Recombinant GH (somatropin) itself is FDA-approved for adult GH deficiency, Turner syndrome, chronic renal insufficiency, and several other conditions [22]. Off-label rhGH for sports recovery is banned by WADA and carries supraphysiologic exposure risks including carpal tunnel syndrome, edema, and insulin resistance [23]. CJC-1295's theoretical advantage is a more physiologic pulsatile GH release pattern, since it stimulates the pituitary rather than replacing GH directly. Whether this translates into a better safety or efficacy profile remains unproven.

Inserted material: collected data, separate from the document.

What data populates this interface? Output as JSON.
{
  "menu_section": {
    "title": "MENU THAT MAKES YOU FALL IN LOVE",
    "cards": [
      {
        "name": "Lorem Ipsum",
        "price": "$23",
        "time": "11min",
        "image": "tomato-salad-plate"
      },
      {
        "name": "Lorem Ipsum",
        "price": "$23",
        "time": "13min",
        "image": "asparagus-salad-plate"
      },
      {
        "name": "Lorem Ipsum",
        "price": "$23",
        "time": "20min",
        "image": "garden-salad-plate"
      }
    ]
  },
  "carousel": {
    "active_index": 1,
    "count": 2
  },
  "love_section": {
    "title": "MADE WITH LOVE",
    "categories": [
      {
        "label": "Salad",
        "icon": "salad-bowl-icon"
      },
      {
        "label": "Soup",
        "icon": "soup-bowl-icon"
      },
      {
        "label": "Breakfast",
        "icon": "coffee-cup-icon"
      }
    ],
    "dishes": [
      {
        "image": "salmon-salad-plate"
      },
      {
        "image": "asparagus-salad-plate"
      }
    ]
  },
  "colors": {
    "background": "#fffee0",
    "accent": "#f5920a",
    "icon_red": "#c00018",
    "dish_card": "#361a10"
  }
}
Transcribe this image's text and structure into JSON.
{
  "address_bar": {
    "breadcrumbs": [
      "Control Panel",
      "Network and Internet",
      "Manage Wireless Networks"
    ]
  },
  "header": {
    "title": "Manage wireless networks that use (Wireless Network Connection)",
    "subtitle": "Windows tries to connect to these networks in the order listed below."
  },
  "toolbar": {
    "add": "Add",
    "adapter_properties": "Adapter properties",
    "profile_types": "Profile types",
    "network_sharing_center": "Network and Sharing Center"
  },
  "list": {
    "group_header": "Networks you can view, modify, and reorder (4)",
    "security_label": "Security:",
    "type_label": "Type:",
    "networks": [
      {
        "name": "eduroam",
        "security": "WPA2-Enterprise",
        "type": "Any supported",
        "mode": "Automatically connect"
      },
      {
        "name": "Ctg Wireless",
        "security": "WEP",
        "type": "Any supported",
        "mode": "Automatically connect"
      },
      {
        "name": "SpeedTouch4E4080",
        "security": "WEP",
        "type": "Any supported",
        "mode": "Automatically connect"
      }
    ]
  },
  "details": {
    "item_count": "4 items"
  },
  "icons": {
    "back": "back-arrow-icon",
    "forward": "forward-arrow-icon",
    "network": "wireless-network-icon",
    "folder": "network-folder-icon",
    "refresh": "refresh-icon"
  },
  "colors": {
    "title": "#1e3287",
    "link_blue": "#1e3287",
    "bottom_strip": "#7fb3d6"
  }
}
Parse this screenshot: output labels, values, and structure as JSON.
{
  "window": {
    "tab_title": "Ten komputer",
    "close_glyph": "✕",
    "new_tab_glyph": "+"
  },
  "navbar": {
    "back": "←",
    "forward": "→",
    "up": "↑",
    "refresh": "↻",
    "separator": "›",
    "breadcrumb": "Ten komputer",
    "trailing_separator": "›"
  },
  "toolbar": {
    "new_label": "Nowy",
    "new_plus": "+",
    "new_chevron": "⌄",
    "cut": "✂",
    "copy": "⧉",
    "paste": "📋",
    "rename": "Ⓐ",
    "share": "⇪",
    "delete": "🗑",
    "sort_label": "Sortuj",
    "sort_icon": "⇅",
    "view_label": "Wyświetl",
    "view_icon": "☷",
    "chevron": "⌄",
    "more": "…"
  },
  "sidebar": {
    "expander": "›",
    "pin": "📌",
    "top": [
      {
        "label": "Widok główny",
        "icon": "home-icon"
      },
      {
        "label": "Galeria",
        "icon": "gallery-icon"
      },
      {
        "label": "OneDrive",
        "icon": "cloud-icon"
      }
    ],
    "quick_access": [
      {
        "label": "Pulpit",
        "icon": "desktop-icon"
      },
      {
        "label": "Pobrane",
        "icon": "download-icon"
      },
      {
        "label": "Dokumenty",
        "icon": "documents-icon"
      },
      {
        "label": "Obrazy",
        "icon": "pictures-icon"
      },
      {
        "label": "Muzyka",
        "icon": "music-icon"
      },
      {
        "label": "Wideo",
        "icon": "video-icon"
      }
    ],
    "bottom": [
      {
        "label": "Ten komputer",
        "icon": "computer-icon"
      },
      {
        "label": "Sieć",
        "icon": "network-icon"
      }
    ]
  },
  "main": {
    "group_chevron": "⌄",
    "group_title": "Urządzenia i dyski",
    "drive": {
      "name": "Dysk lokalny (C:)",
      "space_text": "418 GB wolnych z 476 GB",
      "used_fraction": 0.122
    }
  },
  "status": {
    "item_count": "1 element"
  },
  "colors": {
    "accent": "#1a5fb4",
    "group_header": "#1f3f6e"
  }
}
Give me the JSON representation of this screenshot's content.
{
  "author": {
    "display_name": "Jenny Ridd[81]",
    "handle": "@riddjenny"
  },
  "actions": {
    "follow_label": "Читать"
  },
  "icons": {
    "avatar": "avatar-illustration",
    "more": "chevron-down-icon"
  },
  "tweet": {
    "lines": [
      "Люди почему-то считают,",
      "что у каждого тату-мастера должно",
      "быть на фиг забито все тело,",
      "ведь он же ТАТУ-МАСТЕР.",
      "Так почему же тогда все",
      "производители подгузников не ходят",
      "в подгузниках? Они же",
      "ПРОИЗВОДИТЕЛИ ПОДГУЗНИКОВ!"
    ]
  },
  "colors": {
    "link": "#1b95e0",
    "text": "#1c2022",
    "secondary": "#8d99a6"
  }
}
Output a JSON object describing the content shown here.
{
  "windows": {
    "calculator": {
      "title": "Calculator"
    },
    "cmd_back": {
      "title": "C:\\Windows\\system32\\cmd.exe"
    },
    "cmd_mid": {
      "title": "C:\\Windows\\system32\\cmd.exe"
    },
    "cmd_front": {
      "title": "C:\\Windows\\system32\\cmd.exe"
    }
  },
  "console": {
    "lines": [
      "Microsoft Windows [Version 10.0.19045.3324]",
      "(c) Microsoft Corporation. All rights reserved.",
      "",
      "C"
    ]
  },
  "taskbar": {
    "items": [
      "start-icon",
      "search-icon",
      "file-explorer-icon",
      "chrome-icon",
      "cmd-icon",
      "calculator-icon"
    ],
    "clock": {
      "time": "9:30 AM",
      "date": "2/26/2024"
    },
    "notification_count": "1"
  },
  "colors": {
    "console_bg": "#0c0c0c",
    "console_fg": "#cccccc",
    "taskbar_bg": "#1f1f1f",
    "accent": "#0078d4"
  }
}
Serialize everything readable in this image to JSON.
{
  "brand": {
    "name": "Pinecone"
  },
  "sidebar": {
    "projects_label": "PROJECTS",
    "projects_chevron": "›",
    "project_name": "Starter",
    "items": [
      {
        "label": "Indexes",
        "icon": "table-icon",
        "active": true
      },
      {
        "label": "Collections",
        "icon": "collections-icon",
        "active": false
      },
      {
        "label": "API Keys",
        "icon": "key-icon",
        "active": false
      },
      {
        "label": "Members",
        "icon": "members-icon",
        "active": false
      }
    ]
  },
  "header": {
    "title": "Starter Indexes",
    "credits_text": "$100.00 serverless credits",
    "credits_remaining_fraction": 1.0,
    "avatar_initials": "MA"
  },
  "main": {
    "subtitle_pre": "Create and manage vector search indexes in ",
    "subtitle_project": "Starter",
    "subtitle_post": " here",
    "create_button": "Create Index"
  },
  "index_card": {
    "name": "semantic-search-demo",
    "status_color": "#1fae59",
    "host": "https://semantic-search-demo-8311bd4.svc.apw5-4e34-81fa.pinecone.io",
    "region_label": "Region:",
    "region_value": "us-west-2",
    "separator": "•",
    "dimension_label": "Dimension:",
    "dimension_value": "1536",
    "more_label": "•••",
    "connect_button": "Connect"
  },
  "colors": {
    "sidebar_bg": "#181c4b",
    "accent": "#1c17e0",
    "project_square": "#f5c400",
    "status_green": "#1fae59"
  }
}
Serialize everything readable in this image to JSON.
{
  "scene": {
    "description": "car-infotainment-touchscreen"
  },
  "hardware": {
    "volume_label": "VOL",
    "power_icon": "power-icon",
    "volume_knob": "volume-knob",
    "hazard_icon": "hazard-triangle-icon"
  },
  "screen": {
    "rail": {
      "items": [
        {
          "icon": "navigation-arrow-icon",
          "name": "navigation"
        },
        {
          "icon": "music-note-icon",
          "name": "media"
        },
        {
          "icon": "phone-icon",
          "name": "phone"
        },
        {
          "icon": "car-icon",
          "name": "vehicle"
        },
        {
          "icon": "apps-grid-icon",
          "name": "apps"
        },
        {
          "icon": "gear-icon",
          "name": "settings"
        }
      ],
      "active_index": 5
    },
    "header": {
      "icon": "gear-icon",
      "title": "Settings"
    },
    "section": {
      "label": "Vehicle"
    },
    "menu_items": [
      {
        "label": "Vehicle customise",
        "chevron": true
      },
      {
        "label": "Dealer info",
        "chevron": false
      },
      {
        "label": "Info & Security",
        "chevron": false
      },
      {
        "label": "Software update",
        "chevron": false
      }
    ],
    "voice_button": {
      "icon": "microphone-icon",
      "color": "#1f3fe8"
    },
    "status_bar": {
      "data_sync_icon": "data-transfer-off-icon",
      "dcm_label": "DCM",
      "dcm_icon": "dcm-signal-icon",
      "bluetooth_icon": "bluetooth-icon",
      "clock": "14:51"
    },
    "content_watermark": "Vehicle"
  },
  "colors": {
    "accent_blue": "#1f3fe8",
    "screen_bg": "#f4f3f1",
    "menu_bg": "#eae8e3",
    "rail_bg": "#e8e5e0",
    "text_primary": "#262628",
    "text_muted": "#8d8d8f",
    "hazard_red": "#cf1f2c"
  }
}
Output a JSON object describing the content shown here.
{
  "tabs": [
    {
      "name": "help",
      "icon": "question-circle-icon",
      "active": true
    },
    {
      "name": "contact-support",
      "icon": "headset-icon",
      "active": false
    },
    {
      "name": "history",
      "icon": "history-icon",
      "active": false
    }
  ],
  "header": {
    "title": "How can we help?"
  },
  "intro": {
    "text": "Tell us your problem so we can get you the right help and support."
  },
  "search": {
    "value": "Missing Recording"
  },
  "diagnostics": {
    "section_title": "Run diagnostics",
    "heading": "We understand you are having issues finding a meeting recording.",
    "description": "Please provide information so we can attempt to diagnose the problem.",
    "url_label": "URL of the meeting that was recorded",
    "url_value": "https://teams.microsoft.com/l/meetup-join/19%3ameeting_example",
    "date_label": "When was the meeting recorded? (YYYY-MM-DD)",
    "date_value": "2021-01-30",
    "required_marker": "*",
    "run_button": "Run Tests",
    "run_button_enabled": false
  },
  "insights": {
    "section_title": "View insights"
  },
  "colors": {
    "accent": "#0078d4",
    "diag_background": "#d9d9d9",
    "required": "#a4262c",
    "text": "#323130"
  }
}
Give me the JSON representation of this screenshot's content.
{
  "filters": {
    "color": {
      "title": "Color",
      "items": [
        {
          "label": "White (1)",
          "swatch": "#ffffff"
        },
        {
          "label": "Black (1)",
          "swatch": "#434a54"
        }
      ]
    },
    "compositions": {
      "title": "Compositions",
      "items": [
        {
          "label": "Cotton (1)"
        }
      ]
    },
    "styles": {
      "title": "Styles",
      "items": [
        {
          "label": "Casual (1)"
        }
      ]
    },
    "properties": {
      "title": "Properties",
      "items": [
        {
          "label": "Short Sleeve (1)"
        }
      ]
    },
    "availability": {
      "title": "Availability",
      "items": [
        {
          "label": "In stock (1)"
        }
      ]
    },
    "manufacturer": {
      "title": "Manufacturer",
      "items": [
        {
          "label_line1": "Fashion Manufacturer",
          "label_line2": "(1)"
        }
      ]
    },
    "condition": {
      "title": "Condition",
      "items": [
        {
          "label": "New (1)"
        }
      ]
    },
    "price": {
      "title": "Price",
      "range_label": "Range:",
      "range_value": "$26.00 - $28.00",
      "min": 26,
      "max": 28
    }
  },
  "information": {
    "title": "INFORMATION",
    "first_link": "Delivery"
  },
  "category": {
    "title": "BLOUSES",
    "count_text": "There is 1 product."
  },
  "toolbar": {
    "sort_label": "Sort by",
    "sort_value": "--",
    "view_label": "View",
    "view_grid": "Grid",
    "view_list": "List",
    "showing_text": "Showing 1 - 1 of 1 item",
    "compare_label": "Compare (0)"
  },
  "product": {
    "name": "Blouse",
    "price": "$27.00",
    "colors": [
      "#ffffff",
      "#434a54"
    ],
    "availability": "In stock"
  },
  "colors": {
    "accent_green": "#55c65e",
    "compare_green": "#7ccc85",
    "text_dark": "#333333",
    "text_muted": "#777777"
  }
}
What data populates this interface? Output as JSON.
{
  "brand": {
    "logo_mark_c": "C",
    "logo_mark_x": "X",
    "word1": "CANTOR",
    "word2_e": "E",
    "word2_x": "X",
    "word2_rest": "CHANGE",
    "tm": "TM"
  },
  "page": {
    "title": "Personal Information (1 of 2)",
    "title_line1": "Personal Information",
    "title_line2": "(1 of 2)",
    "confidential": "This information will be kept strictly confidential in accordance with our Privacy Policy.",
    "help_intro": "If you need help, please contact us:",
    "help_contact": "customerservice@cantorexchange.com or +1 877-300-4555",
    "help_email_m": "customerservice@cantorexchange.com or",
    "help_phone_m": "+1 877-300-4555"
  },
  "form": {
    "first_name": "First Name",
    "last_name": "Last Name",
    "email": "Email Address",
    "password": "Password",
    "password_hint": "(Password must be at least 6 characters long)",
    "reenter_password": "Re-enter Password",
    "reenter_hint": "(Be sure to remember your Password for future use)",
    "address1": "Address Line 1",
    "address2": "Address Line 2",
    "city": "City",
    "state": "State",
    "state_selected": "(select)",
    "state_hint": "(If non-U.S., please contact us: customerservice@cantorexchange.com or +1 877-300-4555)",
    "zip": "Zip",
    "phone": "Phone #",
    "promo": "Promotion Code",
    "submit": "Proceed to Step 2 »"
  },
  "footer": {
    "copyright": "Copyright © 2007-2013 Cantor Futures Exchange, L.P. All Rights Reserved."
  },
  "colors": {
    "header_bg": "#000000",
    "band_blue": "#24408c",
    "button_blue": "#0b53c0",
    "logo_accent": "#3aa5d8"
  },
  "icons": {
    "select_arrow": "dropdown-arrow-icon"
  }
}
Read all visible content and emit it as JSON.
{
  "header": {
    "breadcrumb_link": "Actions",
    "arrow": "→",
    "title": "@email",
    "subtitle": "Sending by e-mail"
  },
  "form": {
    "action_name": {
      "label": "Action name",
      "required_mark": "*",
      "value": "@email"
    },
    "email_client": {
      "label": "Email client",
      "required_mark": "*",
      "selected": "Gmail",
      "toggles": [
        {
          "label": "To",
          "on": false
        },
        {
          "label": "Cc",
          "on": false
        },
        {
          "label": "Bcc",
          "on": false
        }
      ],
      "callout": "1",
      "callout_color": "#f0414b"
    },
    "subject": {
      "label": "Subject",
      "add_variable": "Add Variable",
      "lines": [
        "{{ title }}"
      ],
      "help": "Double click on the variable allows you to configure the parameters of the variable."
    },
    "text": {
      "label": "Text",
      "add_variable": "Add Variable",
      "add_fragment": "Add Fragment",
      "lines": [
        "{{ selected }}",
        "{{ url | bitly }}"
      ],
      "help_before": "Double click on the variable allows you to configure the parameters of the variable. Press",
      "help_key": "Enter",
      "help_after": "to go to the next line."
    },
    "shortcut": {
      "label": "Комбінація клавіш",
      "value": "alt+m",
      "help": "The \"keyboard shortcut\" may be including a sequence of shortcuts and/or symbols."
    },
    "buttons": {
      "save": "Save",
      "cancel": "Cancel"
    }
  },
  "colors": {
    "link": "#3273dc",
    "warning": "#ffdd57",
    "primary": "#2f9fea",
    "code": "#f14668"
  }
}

Sermorelin, another GHRH analog (GRF 1-29 without amino acid substitutions), was previously FDA-approved for diagnostic use and pediatric GH deficiency but was withdrawn from the market for commercial reasons, not safety [24]. It shares CJC-1295's mechanism but has a shorter half-life (10 to 20 minutes) and weaker receptor binding affinity.

Safety Profile and Risks

Short-term adverse events in the Teichman et al. trial included injection-site erythema (10 to 25% of subjects), transient flushing, diarrhea, and headache [2]. Dose-proportional injection-site induration was the most common local reaction with the DAC formulation.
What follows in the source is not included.